Think about it this way: your bank account doesn’t magically empty itself on January 1st.  Neither does your credit card balance or the loan you’ve been paying down for the last three years.  

How do I know which Balance Sheet Accounts Need to Be Reconciled? 

Short answer: Most of them.  More precisely, all of the accounts that can be reconciled should be reconciled. 

If an account generates a monthly statement — whether you receive it in the mail, view it online, or have to track it down yourself — that’s your sign that it needs to be reconciled.

The most common examples are your bank accounts, credit cards, and any loans your business is carrying.

Your bank accounts are probably the most straightforward. Every transaction that flows through that account, whether it’s money in or money out, needs to be accounted for in your books. Your bank statement is what you’ll use to verify that.

Credit cards work the same way. Every charge, every payment, every refund needs to be reflected accurately in your accounting data, and your monthly credit card statement is your source of truth.

Loans are worth a special mention because they involve a little more nuance. When you make a loan payment, not all of that money is an expense. Part of it reduces what you owe (your principal balance), and part of it is interest (which is a real expense that shows up on your Profit & Loss). Reconciling your loan account makes sure both pieces are being handled correctly.

Which Accounts Can’t Be Reconciled?

Not every Balance Sheet account can be reconciled, and the reason is pretty simple: reconciliation requires a statement with a starting balance, an ending balance, and a date range. If that statement doesn’t exist, you can’t get past the first screen in QuickBooks — and that’s your signal that this account isn’t meant to be reconciled.

The most common accounts that fall into this category are Fixed Assets, Accounts Receivable, Accounts Payable, Sales Tax Payable, and Equity accounts.  Depending on how your Chart of Accounts is set up, there could be others.  
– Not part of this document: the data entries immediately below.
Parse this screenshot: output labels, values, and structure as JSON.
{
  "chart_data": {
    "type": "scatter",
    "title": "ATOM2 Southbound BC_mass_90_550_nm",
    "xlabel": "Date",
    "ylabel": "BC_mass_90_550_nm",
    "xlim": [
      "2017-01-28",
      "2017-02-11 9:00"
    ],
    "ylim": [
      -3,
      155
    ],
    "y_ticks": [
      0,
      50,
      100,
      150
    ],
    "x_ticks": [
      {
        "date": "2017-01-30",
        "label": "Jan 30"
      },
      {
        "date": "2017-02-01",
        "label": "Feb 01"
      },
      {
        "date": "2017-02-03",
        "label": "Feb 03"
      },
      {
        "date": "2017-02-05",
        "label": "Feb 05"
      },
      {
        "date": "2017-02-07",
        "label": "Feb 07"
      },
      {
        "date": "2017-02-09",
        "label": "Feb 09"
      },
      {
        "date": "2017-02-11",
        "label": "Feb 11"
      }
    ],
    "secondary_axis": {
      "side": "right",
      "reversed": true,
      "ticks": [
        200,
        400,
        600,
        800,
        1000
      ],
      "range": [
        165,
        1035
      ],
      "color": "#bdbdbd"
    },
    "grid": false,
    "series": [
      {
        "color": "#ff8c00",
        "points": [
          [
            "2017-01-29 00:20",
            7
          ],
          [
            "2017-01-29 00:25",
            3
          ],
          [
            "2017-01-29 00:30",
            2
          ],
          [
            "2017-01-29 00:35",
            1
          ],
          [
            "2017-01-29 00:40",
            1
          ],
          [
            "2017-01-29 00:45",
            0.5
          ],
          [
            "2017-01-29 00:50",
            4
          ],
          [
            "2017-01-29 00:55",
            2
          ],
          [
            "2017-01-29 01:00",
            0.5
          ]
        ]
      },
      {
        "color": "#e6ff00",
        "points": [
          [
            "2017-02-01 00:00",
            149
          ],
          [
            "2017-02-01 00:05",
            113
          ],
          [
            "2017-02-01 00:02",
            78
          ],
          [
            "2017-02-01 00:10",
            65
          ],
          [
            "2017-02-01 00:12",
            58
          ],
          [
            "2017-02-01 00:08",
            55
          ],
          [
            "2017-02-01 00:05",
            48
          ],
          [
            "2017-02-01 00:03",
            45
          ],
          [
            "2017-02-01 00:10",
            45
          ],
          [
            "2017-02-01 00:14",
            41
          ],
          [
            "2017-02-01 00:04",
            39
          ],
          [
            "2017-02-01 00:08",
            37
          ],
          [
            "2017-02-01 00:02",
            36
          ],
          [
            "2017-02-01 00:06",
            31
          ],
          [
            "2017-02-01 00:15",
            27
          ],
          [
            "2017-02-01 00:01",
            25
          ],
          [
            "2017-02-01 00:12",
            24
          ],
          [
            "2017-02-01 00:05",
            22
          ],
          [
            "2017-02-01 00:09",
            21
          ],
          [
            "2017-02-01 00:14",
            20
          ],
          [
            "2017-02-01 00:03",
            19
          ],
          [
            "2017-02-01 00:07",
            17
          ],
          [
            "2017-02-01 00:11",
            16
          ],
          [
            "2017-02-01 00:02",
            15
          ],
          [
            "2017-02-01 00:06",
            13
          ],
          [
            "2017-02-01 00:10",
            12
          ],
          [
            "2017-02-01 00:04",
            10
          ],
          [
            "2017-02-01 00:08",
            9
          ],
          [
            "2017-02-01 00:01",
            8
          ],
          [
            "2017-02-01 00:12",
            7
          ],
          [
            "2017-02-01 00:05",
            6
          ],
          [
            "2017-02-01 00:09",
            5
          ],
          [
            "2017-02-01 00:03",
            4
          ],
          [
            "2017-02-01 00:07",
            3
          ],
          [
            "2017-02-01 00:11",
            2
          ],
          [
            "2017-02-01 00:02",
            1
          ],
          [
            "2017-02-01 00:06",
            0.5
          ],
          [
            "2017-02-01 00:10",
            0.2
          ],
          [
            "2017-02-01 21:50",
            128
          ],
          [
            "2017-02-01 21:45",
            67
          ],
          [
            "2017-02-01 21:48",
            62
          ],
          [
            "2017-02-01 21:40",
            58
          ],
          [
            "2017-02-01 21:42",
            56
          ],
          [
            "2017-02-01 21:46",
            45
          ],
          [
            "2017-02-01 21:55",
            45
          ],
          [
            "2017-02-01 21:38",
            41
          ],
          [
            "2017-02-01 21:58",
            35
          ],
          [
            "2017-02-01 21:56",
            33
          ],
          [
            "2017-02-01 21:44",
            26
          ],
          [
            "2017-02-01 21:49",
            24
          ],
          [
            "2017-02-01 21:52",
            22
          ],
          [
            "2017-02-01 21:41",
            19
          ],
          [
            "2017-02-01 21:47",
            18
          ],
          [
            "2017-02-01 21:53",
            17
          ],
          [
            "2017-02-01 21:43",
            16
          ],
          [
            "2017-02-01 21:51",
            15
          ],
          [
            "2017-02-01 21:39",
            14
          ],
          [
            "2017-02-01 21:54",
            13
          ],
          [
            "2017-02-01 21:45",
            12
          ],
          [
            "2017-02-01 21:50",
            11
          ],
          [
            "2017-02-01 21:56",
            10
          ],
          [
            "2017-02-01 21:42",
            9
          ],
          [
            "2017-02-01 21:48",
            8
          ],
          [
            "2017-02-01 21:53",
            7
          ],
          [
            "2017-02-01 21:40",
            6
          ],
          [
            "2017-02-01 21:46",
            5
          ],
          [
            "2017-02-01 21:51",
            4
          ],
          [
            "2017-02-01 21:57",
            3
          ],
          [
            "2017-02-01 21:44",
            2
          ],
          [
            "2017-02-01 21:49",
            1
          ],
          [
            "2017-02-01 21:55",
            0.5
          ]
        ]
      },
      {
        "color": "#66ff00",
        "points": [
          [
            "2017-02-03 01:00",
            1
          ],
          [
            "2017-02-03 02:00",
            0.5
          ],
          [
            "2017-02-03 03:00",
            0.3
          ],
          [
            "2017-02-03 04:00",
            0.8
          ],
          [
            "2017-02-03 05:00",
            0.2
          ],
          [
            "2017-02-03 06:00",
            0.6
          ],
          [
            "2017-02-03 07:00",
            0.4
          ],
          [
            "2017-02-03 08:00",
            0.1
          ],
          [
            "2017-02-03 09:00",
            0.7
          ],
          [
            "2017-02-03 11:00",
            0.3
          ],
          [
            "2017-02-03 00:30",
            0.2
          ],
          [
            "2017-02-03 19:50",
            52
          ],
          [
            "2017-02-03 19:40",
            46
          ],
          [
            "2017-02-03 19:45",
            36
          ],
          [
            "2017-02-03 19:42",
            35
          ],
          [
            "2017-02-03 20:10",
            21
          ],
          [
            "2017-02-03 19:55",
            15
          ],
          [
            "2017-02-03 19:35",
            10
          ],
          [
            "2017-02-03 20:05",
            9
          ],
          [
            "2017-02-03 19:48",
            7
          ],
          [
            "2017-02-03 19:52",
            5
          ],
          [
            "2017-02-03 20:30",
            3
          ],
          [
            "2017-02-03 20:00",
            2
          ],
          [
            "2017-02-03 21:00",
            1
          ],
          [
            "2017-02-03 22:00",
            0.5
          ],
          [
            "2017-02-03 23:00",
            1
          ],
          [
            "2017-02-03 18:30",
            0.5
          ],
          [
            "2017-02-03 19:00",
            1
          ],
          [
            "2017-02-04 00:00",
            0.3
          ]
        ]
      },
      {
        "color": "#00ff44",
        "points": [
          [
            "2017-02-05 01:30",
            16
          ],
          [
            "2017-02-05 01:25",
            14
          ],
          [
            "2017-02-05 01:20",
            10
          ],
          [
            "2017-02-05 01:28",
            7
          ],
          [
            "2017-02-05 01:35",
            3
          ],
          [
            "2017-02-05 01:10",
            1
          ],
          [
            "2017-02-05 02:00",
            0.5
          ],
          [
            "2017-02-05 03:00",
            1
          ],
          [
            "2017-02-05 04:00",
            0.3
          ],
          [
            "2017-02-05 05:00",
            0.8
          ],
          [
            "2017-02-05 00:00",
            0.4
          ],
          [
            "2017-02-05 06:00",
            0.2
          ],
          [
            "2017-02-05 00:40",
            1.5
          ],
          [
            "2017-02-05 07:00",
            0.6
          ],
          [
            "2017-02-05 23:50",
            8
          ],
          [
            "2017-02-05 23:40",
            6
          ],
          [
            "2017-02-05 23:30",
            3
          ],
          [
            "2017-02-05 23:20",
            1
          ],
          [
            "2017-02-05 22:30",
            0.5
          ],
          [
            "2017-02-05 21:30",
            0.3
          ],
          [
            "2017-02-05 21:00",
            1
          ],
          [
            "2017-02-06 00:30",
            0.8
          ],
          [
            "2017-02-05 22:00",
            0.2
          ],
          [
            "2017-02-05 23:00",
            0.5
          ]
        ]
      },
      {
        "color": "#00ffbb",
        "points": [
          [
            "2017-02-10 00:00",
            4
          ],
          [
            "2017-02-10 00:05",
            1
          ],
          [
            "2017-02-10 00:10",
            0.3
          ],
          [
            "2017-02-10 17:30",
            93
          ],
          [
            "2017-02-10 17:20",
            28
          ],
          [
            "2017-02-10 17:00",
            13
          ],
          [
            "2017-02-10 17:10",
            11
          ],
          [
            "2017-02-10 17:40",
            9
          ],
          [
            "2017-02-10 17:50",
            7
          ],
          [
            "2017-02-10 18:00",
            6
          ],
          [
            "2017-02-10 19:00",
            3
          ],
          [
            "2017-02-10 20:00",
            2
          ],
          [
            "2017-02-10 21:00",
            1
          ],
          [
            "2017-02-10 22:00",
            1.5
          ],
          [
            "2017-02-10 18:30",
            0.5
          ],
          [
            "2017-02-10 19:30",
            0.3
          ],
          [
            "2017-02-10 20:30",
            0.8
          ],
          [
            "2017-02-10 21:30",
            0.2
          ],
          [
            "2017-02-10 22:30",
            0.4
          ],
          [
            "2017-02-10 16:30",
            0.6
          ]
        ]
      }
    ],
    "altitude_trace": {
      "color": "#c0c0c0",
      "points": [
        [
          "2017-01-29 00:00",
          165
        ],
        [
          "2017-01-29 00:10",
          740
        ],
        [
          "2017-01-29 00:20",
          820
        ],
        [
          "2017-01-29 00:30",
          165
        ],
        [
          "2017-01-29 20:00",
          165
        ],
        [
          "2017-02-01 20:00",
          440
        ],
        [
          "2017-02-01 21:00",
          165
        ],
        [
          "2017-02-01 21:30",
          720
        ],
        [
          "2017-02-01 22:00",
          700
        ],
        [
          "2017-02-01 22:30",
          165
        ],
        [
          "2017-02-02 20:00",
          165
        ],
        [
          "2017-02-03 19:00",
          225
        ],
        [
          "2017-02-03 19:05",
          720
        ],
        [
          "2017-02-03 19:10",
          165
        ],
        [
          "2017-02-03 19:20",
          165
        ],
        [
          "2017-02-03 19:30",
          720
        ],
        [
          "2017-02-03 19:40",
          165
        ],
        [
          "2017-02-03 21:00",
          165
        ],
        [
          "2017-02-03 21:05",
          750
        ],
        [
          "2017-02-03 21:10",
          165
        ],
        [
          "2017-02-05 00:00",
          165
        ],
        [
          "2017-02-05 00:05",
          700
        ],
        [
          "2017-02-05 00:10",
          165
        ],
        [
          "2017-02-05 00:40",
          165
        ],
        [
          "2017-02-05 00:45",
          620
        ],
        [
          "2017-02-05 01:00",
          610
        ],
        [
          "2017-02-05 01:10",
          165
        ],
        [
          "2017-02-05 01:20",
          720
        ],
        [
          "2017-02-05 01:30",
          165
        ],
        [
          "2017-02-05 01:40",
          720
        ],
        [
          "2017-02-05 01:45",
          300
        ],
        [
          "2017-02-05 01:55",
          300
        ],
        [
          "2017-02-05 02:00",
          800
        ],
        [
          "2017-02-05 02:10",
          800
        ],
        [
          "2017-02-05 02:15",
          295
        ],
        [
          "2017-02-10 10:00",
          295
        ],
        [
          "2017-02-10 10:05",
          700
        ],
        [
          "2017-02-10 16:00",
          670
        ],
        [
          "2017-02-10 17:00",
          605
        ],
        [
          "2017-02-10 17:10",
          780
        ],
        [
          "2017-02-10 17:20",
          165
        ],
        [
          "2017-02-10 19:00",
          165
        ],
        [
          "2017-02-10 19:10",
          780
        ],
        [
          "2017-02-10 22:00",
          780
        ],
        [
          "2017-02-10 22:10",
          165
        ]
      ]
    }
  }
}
Fixed Assets is essentially a running list of the significant purchases your business has made. There’s no outside authority sending you a monthly statement for your equipment or furniture purchases, so there’s nothing to reconcile against.

Accounts Receivable and Accounts Payable are accounts that QuickBooks manages behind the scenes. Their balances are driven by customer invoices, invoice payments, vendor bills, and bill payments. You should never be coding transactions directly to these accounts, and QuickBooks doesn’t give you the ability to reconcile them anyway.
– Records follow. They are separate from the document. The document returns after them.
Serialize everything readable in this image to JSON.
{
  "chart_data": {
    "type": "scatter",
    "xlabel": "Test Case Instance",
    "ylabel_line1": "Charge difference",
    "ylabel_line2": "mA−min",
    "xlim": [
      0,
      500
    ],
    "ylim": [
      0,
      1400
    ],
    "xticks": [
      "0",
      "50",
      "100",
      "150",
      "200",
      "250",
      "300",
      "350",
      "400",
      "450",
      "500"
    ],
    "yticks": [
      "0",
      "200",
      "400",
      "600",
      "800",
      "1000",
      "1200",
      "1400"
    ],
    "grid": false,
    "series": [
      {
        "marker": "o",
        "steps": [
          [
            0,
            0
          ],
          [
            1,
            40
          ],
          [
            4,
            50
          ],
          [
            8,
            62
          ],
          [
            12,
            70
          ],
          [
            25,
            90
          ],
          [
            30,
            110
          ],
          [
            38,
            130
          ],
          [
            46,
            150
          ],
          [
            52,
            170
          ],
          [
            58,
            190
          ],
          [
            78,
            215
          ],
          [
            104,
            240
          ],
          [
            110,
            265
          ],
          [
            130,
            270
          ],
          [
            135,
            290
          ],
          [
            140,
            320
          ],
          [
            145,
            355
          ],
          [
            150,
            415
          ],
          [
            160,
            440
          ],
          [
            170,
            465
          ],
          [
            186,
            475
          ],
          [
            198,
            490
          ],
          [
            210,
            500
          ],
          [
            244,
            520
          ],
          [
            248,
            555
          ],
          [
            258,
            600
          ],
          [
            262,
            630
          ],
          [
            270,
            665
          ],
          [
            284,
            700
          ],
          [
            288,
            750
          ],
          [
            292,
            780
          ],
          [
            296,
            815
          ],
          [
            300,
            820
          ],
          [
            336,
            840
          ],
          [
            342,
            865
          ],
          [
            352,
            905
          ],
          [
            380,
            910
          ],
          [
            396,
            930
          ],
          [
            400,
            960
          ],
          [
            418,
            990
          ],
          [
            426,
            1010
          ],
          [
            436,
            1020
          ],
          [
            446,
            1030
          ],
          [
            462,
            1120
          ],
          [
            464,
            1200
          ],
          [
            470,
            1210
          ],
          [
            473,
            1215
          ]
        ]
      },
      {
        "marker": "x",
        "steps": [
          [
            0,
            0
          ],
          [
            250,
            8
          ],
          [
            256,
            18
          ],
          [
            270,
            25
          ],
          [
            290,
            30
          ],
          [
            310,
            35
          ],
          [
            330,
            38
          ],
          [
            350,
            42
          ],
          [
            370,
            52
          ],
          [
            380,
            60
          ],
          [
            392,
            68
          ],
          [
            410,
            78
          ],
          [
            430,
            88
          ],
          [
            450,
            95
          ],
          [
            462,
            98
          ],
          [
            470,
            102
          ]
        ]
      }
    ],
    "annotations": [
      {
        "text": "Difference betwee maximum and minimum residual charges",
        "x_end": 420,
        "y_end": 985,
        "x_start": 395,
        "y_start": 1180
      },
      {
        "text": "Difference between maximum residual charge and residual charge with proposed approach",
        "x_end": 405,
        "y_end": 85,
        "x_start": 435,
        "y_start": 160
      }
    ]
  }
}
Sales Tax Payable and Equity accounts are a little different.  In the hands of an experienced outside bookkeeper, these accounts sometimes do get reconciled, but for the everyday business owner, they’re best left to the experts.

When Should I Reconcile?

Reconciling your accounts isn’t a once-in-a-while task, or a scrambling-in-March-to-get-ready-for-taxes task.  It’s a monthly process that should be performed like clockwork, driven by the fact that your statements arrive every month and your books need to match them to have accurate figures to start the new month. Whether you handle your own bookkeeping or have someone doing it for you, reconciliation should be a non-negotiable part of your month-end close. If you have a bookkeeper, reviewing those reconciliations is one of the best ways to verify their work and stay connected to the financial health of your business.